Associations like the American Malting Barley Association (AMBA) are vital to the future of malting barley

Brewers, distillers, and many food suppliers rely on maltsters to meet their businesses’ needs for high-quality barley

As barley acres decline due to competition from other crops, loss of traditional feed barley markets, and a decrease in government programs, it has become imperative to have public sector barley breeding programs to develop robust varieties that have improved agronomic and quality characteristics to ensure an adequate supply of barley for the industry Improved agronomics is crucial to keeping malting barley competitive with other crops.

To achieve improved agronomics and help ensure robust barley varieties for the future, research funding is vital to the continuation of public sector breeding programs. Without associations such as the American Malting Barley Association (AMBA), public sector researchers would have a difficult time meeting the expectations of a thriving industry. AMBAs main objective is to enhance the national public sector barley research infrastructure. Regular members of AMBA have input into malting barley variety development and other programs. AMBA provides nearly $400,000 through membership dues, to the University Grant Program, which supports multiple breeding programs across the United States.
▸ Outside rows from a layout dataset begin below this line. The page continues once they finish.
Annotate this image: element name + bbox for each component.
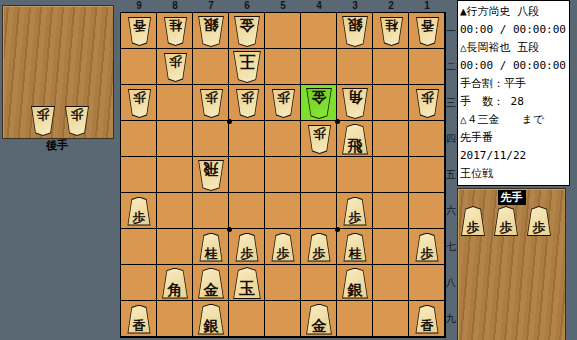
gote-captured-tray: 歩歩 — [2, 5, 114, 139]
sente-tray-label: 先手 — [498, 190, 526, 205]
piece-kanji: 金 — [233, 18, 261, 33]
cell-94[interactable] — [121, 121, 157, 157]
piece-kanji: 歩 — [30, 108, 56, 121]
cell-55[interactable] — [265, 157, 301, 193]
gote-piece-王[interactable]: 王 — [232, 51, 262, 83]
file-label-2: 2 — [373, 0, 409, 12]
cell-37[interactable]: 桂 — [337, 229, 373, 265]
gote-piece-角[interactable]: 角 — [341, 88, 369, 119]
cell-85[interactable] — [157, 157, 193, 193]
file-label-6: 6 — [229, 0, 265, 12]
cell-32[interactable] — [337, 49, 373, 85]
piece-kanji: 銀 — [197, 18, 225, 33]
star-point — [335, 119, 340, 124]
star-point — [335, 227, 340, 232]
piece-kanji: 王 — [232, 53, 262, 69]
board-cells: 香桂銀金銀桂香歩王歩歩歩歩金角歩歩飛飛歩歩桂歩歩歩桂歩角金玉銀香銀金香 — [121, 13, 445, 337]
cell-12[interactable] — [409, 49, 445, 85]
rank-label-2: 二 — [445, 49, 457, 85]
piece-kanji: 歩 — [415, 91, 440, 104]
rank-label-4: 四 — [445, 121, 457, 157]
gote-piece-金[interactable]: 金 — [305, 88, 333, 119]
gote-piece-歩[interactable]: 歩 — [30, 106, 56, 136]
piece-kanji: 桂 — [163, 19, 188, 32]
cell-91[interactable]: 香 — [121, 13, 157, 49]
cell-66[interactable] — [229, 193, 265, 229]
gote-piece-歩[interactable]: 歩 — [127, 89, 152, 118]
piece-kanji: 歩 — [199, 91, 224, 104]
piece-kanji: 銀 — [341, 282, 369, 297]
gote-piece-飛[interactable]: 飛 — [197, 160, 225, 191]
rank-label-7: 七 — [445, 229, 457, 265]
rank-label-5: 五 — [445, 157, 457, 193]
cell-17[interactable]: 歩 — [409, 229, 445, 265]
cell-64[interactable] — [229, 121, 265, 157]
piece-kanji: 歩 — [526, 221, 552, 234]
file-labels: 987654321 — [121, 0, 445, 12]
gote-piece-歩[interactable]: 歩 — [307, 125, 332, 154]
cell-16[interactable] — [409, 193, 445, 229]
cell-97[interactable] — [121, 229, 157, 265]
sente-piece-金[interactable]: 金 — [305, 304, 333, 335]
sente-piece-歩[interactable]: 歩 — [343, 197, 368, 226]
cell-18[interactable] — [409, 265, 445, 301]
cell-42[interactable] — [301, 49, 337, 85]
rank-labels: 一二三四五六七八九 — [445, 13, 457, 337]
gote-hand-pieces: 歩歩 — [30, 106, 90, 136]
sente-piece-香[interactable]: 香 — [415, 305, 440, 334]
sente-piece-飛[interactable]: 飛 — [341, 124, 369, 155]
piece-kanji: 銀 — [197, 318, 225, 333]
piece-kanji: 歩 — [235, 247, 260, 260]
cell-52[interactable] — [265, 49, 301, 85]
file-label-5: 5 — [265, 0, 301, 12]
game-date: 2017/11/22 — [460, 147, 567, 165]
piece-kanji: 歩 — [271, 91, 296, 104]
cell-11[interactable]: 香 — [409, 13, 445, 49]
sente-piece-歩[interactable]: 歩 — [460, 206, 486, 236]
gote-piece-銀[interactable]: 銀 — [341, 16, 369, 47]
cell-69[interactable] — [229, 301, 265, 337]
gote-tray-label: 後手 — [2, 138, 112, 153]
piece-kanji: 歩 — [127, 211, 152, 224]
cell-72[interactable] — [193, 49, 229, 85]
cell-93[interactable]: 歩 — [121, 85, 157, 121]
gote-piece-歩[interactable]: 歩 — [415, 89, 440, 118]
piece-kanji: 飛 — [197, 162, 225, 177]
gote-piece-桂[interactable]: 桂 — [379, 17, 404, 46]
file-label-7: 7 — [193, 0, 229, 12]
cell-62[interactable]: 王 — [229, 49, 265, 85]
gote-piece-金[interactable]: 金 — [233, 16, 261, 47]
cell-46[interactable] — [301, 193, 337, 229]
cell-75[interactable]: 飛 — [193, 157, 229, 193]
cell-21[interactable]: 桂 — [373, 13, 409, 49]
cell-56[interactable] — [265, 193, 301, 229]
move-count: 手 数： 28 — [460, 93, 567, 111]
cell-92[interactable] — [121, 49, 157, 85]
sente-piece-歩[interactable]: 歩 — [526, 206, 552, 236]
rank-label-9: 九 — [445, 301, 457, 337]
piece-kanji: 玉 — [232, 281, 262, 297]
gote-piece-桂[interactable]: 桂 — [163, 17, 188, 46]
sente-piece-歩[interactable]: 歩 — [235, 233, 260, 262]
piece-kanji: 歩 — [163, 55, 188, 68]
piece-kanji: 桂 — [199, 247, 224, 260]
cell-13[interactable]: 歩 — [409, 85, 445, 121]
piece-kanji: 香 — [415, 319, 440, 332]
gote-piece-歩[interactable]: 歩 — [235, 89, 260, 118]
sente-piece-桂[interactable]: 桂 — [199, 233, 224, 262]
gote-piece-歩[interactable]: 歩 — [199, 89, 224, 118]
tournament-name: 王位戦 — [460, 165, 567, 183]
cell-29[interactable] — [373, 301, 409, 337]
cell-99[interactable]: 香 — [121, 301, 157, 337]
cell-63[interactable]: 歩 — [229, 85, 265, 121]
handicap-label: 手合割：平手 — [460, 75, 567, 93]
piece-kanji: 角 — [161, 282, 189, 297]
cell-47[interactable]: 歩 — [301, 229, 337, 265]
cell-27[interactable] — [373, 229, 409, 265]
rank-label-6: 六 — [445, 193, 457, 229]
file-label-1: 1 — [409, 0, 445, 12]
sente-piece-歩[interactable]: 歩 — [493, 206, 519, 236]
gote-player-name: △長岡裕也 五段 — [460, 39, 567, 57]
sente-captured-tray: 先手 歩歩歩 — [457, 188, 566, 340]
cell-14[interactable] — [409, 121, 445, 157]
piece-kanji: 金 — [305, 90, 333, 105]
piece-kanji: 歩 — [127, 91, 152, 104]
side-to-move: 先手番 — [460, 129, 567, 147]
sente-piece-角[interactable]: 角 — [161, 268, 189, 299]
cell-39[interactable] — [337, 301, 373, 337]
piece-kanji: 桂 — [343, 247, 368, 260]
gote-piece-香[interactable]: 香 — [127, 17, 152, 46]
cell-23[interactable] — [373, 85, 409, 121]
piece-kanji: 歩 — [493, 221, 519, 234]
cell-25[interactable] — [373, 157, 409, 193]
gote-piece-歩[interactable]: 歩 — [64, 106, 90, 136]
shogi-viewer: 987654321 一二三四五六七八九 香桂銀金銀桂香歩王歩歩歩歩金角歩歩飛飛歩… — [0, 0, 577, 340]
gote-piece-銀[interactable]: 銀 — [197, 16, 225, 47]
piece-kanji: 角 — [341, 90, 369, 105]
star-point — [227, 227, 232, 232]
sente-hand-pieces: 歩歩歩 — [460, 206, 552, 236]
cell-79[interactable]: 銀 — [193, 301, 229, 337]
rank-label-1: 一 — [445, 13, 457, 49]
piece-kanji: 歩 — [343, 211, 368, 224]
cell-22[interactable] — [373, 49, 409, 85]
cell-86[interactable] — [157, 193, 193, 229]
cell-51[interactable] — [265, 13, 301, 49]
cell-54[interactable] — [265, 121, 301, 157]
cell-73[interactable]: 歩 — [193, 85, 229, 121]
piece-kanji: 歩 — [415, 247, 440, 260]
piece-kanji: 飛 — [341, 138, 369, 153]
sente-piece-金[interactable]: 金 — [197, 268, 225, 299]
cell-89[interactable] — [157, 301, 193, 337]
cell-65[interactable] — [229, 157, 265, 193]
piece-kanji: 歩 — [307, 127, 332, 140]
piece-kanji: 香 — [127, 319, 152, 332]
cell-49[interactable]: 金 — [301, 301, 337, 337]
cell-98[interactable] — [121, 265, 157, 301]
cell-33[interactable]: 角 — [337, 85, 373, 121]
cell-35[interactable] — [337, 157, 373, 193]
cell-78[interactable]: 金 — [193, 265, 229, 301]
sente-piece-歩[interactable]: 歩 — [271, 233, 296, 262]
cell-26[interactable] — [373, 193, 409, 229]
piece-kanji: 香 — [415, 19, 440, 32]
piece-kanji: 香 — [127, 19, 152, 32]
cell-87[interactable] — [157, 229, 193, 265]
piece-kanji: 歩 — [460, 221, 486, 234]
cell-58[interactable] — [265, 265, 301, 301]
cell-83[interactable] — [157, 85, 193, 121]
cell-24[interactable] — [373, 121, 409, 157]
rank-label-3: 三 — [445, 85, 457, 121]
piece-kanji: 金 — [305, 318, 333, 333]
cell-96[interactable]: 歩 — [121, 193, 157, 229]
sente-piece-歩[interactable]: 歩 — [127, 197, 152, 226]
cell-36[interactable]: 歩 — [337, 193, 373, 229]
cell-38[interactable]: 銀 — [337, 265, 373, 301]
cell-45[interactable] — [301, 157, 337, 193]
piece-kanji: 金 — [197, 282, 225, 297]
cell-77[interactable]: 桂 — [193, 229, 229, 265]
cell-43[interactable]: 金 — [301, 85, 337, 121]
cell-84[interactable] — [157, 121, 193, 157]
cell-44[interactable]: 歩 — [301, 121, 337, 157]
piece-kanji: 銀 — [341, 18, 369, 33]
cell-19[interactable]: 香 — [409, 301, 445, 337]
file-label-8: 8 — [157, 0, 193, 12]
cell-95[interactable] — [121, 157, 157, 193]
sente-piece-玉[interactable]: 玉 — [232, 267, 262, 299]
rank-label-8: 八 — [445, 265, 457, 301]
piece-kanji: 歩 — [235, 91, 260, 104]
cell-48[interactable] — [301, 265, 337, 301]
cell-76[interactable] — [193, 193, 229, 229]
piece-kanji: 歩 — [64, 108, 90, 121]
cell-53[interactable]: 歩 — [265, 85, 301, 121]
star-point — [227, 119, 232, 124]
sente-piece-香[interactable]: 香 — [127, 305, 152, 334]
gote-clock: 00:00 / 00:00:00 — [460, 57, 567, 75]
cell-41[interactable] — [301, 13, 337, 49]
cell-15[interactable] — [409, 157, 445, 193]
cell-57[interactable]: 歩 — [265, 229, 301, 265]
sente-piece-歩[interactable]: 歩 — [415, 233, 440, 262]
cell-34[interactable]: 飛 — [337, 121, 373, 157]
sente-player-name: ▲行方尚史 八段 — [460, 3, 567, 21]
cell-28[interactable] — [373, 265, 409, 301]
file-label-4: 4 — [301, 0, 337, 12]
cell-88[interactable]: 角 — [157, 265, 193, 301]
gote-piece-歩[interactable]: 歩 — [163, 53, 188, 82]
cell-67[interactable]: 歩 — [229, 229, 265, 265]
last-move-label: △４三金 まで — [460, 111, 567, 129]
cell-31[interactable]: 銀 — [337, 13, 373, 49]
sente-piece-歩[interactable]: 歩 — [307, 233, 332, 262]
sente-piece-桂[interactable]: 桂 — [343, 233, 368, 262]
file-label-3: 3 — [337, 0, 373, 12]
cell-68[interactable]: 玉 — [229, 265, 265, 301]
cell-82[interactable]: 歩 — [157, 49, 193, 85]
gote-piece-香[interactable]: 香 — [415, 17, 440, 46]
piece-kanji: 歩 — [271, 247, 296, 260]
cell-71[interactable]: 銀 — [193, 13, 229, 49]
piece-kanji: 桂 — [379, 19, 404, 32]
piece-kanji: 歩 — [307, 247, 332, 260]
sente-piece-銀[interactable]: 銀 — [341, 268, 369, 299]
shogi-board: 香桂銀金銀桂香歩王歩歩歩歩金角歩歩飛飛歩歩桂歩歩歩桂歩角金玉銀香銀金香 — [120, 12, 446, 338]
gote-piece-歩[interactable]: 歩 — [271, 89, 296, 118]
sente-clock: 00:00 / 00:00:00 — [460, 21, 567, 39]
cell-81[interactable]: 桂 — [157, 13, 193, 49]
cell-74[interactable] — [193, 121, 229, 157]
cell-61[interactable]: 金 — [229, 13, 265, 49]
file-label-9: 9 — [121, 0, 157, 12]
cell-59[interactable] — [265, 301, 301, 337]
sente-piece-銀[interactable]: 銀 — [197, 304, 225, 335]
game-info-panel: ▲行方尚史 八段 00:00 / 00:00:00 △長岡裕也 五段 00:00… — [457, 0, 570, 186]
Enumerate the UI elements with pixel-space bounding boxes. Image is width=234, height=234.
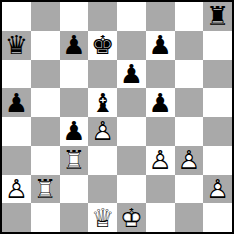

With the University Grant Program, breeders have the opportunity to submit lines that meet the recommended quality parameters to the Quality Evaluation Subcommittee for further testing and evaluation.  

The National Barley Improvement Committee (NBIC), run by AMBA, prioritizes national needs and lobbies the federal government to fund barley research. Since 1998 the NBIC has secured over $76.5 million for barley research and an additional $20 million for USDA facilities that house barley projects 

AMBA also partners with other organizations and groups, such as the National Barley Growers Association, to ensure farm policies are advanced through the government to provide growers with a safety net for barley. Without growers, there would be no barley.  

These contributions from AMBA and other support organizations and associations are incredibly vital to the future of malting quality barley in the USA.  It is with community support and funding the work of passionate researchers and experts that barley varieties and agronomics will further improve and American barley acreage will continue to grow.